EXHIBITION

November 6, 2003 – January 10, 2004

Opening reception:
Thursday, November 6th, 2003
6:00 to 8:00 p.m.

ClampArt is pleased to announce “The Atrocity Exhibition: Photographs by JoJo Whilden and John Gilliland.” Drawing inspiration from that which most would regard as evidence of loss or destruction, artists JoJo Whilden and John Gilliland independently photograph traces of (near-)accidents, transforming trauma and violence into something creative.

JoJo Whilden’s black-and-white photographs of skid marks on pavement were originally inspired by her desire to create “photographic” or “mechanical” drawings. Indeed, there is a gestural, limned quality to the soft swoops and curves of many of the skids she finds and records.

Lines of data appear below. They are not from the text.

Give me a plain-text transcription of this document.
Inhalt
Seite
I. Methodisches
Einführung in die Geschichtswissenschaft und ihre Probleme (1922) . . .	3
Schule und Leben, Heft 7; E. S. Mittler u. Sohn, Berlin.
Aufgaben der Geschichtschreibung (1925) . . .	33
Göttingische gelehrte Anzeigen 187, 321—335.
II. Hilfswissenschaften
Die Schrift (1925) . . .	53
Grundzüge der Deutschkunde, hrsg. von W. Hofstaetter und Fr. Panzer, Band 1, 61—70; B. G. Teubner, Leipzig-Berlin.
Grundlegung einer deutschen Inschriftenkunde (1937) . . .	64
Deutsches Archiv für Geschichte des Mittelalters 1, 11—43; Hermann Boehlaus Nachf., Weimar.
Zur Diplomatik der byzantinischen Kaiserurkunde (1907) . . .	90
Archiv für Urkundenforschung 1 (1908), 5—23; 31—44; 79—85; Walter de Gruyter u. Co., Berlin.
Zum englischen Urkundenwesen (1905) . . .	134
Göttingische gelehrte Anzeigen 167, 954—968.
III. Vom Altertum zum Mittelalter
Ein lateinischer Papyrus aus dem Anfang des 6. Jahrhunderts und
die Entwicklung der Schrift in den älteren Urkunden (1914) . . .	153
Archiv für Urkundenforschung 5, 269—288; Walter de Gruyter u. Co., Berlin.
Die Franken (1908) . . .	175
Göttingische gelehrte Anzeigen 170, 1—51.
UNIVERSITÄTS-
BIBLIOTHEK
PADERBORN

Along similar conceptual lines, John Gilliland prints his images on a very large scale calculatedly to resemble oversized modernist paintings. Gilliland’s photographs abstractly depict details of scrapes and gouges he finds along the concrete divides that run down the center of certain East Coast freeways.

Whilden and Gilliland aptly recognize the significance of their skids and scrapes, which stand as indices—physical traces of actual events. Just as the photograph has been critically noted as deriving much of its meaning and power as an index, the skid and scrape also exist as physical evidence of specific moments in time.

Such conceptual concerns are shared by J.G. Ballard, who actually exhibited a group of crashed cars from wreckers’ yards at the New Arts Laboratory in London in 1969. His ideas were then presented in his 1970 novel, The Atrocity Exhibition (from whence this exhibition derives its name), and later in his more widely known book, Crash, 1973.